As if someone had pulled aside a black curtain in her mind, her memory was again crystal clear and she knew how she had ended up in this hole of a cellar. The Lauterbach woman must have put some kind of drug in the water and in the crackers, because she had fallen asleep every time she ate or drank anything. But now she could remember what happened. Dr. Lauterbach had called her and waited in the parking lot, friendly and concerned, begging her to come along to visit Thies, since he was having such a hard time. Without hesitation Amelie got into the doctor’s car—and woke up in this cellar.
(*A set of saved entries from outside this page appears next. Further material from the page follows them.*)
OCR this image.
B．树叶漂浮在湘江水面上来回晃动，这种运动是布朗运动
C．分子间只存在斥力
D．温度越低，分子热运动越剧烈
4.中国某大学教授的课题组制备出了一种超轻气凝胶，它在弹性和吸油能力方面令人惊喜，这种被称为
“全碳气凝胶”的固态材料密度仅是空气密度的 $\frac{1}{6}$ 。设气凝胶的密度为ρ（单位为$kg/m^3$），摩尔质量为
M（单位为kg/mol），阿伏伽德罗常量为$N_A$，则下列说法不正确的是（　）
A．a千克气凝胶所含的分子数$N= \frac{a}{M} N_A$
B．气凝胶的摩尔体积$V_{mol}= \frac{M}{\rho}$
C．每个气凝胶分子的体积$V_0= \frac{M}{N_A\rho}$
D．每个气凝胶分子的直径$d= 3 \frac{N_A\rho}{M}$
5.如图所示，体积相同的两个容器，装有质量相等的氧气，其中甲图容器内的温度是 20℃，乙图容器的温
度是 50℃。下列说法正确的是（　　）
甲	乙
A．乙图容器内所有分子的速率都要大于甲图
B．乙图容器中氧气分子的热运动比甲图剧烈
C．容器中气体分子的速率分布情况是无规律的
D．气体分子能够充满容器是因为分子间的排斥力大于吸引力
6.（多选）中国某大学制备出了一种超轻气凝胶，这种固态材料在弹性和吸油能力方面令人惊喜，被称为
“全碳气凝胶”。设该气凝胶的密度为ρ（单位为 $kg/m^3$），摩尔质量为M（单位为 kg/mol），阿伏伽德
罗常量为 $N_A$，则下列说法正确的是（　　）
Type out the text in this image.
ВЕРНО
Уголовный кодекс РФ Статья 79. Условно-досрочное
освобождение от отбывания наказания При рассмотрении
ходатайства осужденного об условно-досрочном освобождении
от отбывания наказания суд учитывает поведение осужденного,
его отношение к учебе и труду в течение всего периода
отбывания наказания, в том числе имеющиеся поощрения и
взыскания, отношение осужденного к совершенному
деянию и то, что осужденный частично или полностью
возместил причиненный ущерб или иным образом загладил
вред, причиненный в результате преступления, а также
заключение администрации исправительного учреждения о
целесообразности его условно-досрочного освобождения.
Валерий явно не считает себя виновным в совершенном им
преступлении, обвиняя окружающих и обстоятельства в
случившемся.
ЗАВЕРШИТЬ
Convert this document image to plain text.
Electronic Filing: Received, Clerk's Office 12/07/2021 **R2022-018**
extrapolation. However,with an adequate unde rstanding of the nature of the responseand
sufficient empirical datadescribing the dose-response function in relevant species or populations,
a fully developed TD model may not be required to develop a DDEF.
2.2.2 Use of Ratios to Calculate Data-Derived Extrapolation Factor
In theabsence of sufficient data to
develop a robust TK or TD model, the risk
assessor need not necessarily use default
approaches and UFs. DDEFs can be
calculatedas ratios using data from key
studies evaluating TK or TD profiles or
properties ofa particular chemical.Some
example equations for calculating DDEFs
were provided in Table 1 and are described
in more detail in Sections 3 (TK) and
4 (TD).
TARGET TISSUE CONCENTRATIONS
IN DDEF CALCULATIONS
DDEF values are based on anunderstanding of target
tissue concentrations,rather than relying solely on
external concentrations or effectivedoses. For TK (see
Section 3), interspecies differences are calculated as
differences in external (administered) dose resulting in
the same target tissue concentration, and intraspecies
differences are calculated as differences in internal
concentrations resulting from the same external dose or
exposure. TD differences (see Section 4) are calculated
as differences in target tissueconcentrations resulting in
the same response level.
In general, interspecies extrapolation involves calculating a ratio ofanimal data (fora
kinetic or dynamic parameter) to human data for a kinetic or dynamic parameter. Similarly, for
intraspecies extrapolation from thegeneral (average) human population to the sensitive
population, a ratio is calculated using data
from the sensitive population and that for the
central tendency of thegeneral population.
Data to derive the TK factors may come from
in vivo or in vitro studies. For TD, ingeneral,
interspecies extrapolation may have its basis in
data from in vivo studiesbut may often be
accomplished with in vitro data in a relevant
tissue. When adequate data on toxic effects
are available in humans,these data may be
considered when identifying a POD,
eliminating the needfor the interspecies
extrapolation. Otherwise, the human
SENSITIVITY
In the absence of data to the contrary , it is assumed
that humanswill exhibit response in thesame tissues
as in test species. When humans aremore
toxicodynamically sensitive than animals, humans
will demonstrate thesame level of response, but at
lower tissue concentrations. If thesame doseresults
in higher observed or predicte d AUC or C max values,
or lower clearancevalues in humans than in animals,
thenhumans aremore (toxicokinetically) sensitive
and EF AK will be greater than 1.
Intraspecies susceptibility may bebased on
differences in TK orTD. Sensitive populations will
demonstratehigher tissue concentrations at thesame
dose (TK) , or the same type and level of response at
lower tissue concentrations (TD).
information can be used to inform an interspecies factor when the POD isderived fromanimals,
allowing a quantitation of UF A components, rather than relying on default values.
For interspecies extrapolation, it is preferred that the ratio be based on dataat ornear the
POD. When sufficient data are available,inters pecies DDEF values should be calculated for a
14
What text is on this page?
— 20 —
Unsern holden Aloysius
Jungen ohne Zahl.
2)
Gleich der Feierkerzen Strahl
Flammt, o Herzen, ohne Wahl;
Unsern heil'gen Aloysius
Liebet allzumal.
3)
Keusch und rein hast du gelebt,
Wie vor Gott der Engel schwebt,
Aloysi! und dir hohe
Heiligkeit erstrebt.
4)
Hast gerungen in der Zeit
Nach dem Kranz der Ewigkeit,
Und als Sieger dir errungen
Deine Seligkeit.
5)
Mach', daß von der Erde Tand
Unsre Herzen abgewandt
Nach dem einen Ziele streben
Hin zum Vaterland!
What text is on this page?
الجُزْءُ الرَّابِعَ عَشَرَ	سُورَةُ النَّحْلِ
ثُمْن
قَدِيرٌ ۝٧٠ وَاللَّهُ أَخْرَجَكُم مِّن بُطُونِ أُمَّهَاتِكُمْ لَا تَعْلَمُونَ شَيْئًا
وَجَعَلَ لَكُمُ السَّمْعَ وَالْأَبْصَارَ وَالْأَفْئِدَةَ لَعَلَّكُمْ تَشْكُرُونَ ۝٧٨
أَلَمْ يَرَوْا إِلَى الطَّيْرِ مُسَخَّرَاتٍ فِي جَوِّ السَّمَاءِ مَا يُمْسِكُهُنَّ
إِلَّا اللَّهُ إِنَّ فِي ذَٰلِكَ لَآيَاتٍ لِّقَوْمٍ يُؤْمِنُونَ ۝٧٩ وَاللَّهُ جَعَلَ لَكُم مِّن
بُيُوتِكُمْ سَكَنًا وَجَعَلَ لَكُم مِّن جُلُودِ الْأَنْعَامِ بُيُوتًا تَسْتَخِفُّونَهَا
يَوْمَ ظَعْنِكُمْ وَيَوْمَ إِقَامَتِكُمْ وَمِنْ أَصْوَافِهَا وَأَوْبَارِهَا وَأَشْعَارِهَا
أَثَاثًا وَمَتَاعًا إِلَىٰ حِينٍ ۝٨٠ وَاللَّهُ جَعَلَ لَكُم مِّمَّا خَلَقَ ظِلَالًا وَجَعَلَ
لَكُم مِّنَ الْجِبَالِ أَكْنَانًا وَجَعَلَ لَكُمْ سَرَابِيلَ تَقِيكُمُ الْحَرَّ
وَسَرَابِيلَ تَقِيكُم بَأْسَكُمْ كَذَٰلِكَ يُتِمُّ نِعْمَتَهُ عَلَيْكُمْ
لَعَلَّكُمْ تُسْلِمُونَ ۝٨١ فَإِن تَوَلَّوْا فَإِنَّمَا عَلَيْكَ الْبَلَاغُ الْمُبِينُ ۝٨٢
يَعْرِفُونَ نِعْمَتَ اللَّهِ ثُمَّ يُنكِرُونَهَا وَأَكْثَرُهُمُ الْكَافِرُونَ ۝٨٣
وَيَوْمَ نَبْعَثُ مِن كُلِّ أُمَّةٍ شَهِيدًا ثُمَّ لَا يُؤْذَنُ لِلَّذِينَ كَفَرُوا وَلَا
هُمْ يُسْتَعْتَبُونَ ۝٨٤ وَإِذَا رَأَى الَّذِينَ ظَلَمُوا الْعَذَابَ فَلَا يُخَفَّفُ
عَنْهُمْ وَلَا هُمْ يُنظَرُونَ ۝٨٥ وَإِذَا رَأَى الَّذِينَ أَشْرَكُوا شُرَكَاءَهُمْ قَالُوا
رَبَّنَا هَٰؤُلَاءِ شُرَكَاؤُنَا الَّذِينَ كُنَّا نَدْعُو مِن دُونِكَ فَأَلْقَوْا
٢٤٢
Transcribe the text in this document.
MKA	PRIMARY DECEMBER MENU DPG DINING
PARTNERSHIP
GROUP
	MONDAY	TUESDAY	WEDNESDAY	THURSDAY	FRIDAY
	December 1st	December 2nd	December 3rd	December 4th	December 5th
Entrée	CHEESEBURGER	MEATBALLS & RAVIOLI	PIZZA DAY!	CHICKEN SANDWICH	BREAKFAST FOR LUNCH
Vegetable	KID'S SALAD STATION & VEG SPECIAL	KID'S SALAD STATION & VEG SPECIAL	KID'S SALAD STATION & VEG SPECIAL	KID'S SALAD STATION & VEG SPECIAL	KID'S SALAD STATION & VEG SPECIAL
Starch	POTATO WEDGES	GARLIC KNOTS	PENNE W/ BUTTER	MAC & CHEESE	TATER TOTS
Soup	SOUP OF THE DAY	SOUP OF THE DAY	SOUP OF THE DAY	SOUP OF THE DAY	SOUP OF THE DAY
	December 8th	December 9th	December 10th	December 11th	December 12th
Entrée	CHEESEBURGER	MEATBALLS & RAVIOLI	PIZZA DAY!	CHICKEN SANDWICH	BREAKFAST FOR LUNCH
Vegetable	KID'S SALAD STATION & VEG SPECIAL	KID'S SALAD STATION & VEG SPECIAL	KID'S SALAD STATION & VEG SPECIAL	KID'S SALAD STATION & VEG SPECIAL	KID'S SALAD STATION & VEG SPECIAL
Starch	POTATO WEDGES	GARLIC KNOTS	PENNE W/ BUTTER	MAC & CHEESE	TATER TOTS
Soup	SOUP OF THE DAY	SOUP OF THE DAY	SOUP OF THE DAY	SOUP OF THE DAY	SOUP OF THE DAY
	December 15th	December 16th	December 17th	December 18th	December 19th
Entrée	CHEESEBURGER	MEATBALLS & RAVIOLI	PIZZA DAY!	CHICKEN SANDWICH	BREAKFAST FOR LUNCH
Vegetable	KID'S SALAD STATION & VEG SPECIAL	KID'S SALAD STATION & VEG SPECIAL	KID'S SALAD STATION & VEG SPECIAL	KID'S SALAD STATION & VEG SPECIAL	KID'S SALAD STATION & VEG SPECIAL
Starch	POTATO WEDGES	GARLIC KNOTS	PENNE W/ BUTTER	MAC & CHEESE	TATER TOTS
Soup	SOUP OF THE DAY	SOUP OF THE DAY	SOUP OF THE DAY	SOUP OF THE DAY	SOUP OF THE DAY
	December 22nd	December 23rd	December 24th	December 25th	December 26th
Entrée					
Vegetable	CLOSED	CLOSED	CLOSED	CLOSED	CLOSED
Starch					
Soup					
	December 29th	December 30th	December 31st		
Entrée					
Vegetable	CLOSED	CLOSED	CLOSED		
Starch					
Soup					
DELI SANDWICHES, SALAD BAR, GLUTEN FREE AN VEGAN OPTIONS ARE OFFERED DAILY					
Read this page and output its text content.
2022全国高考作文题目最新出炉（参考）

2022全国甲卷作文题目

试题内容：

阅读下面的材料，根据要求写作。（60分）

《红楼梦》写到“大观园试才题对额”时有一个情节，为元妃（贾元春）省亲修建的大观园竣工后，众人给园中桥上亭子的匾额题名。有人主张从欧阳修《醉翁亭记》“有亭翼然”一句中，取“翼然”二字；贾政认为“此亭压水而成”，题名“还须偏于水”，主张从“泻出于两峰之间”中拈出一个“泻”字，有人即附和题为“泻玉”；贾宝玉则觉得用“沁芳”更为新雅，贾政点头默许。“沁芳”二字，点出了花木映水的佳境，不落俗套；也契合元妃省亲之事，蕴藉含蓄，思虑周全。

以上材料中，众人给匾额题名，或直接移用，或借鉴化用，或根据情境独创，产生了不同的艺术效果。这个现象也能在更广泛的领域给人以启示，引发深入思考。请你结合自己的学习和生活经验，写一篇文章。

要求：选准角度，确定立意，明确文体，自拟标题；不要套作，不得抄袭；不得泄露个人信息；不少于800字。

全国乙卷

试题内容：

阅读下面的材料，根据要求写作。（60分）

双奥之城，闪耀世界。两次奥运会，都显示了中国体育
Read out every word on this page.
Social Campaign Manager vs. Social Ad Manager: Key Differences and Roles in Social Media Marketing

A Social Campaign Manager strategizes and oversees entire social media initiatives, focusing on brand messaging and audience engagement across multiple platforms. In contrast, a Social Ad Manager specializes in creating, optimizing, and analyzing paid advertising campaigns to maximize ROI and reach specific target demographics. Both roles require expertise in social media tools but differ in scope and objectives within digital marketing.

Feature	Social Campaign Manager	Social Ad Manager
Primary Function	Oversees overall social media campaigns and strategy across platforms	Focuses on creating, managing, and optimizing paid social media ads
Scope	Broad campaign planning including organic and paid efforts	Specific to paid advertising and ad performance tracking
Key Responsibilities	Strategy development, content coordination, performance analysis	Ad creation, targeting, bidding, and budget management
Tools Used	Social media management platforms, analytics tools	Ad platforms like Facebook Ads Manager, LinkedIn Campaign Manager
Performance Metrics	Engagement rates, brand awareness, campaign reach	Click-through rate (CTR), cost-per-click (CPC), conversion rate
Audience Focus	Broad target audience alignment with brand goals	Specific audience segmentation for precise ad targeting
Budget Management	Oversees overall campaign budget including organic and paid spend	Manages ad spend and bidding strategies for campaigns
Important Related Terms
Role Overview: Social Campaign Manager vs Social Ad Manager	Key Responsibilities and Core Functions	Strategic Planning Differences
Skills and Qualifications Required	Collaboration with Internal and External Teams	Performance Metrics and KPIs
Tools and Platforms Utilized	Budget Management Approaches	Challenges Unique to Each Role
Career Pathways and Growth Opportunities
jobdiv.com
In the condemned buildings in Berlin, the homeless shelters, and on the streets of the city, she thought she’d seen all the evil that existed in this world, but it had only been a pale glimmer of how cruel people could be. Living in Altenhain, this idyllic little village that she had considered so boring and desolate, were merciless, brutal monsters, disguised behind masks of bourgeois respectability. If she ever got out of this cellar alive, she would never trust anyone again for the rest of her life. How could a human being do something so horrific to someone else? Why hadn’t Thies’s parents ever realized what the nice, friendly neighbor woman had done to their son? How could a whole village look on in silence as an innocent young man was sentenced to ten years in prison while the true criminals got off scot-free? In the long hours of darkness Thies had gradually told her everything he knew about the gruesome events in Altenhain, and that was a lot. No wonder Dr. Lauterbach wanted him dead. The instant she had this thought, Amelie was filled with the shattering certainty that the two of them were going to die. The Lauterbach woman wasn’t stupid. She would have made sure that nobody would find them here. Or at least not until it was too late.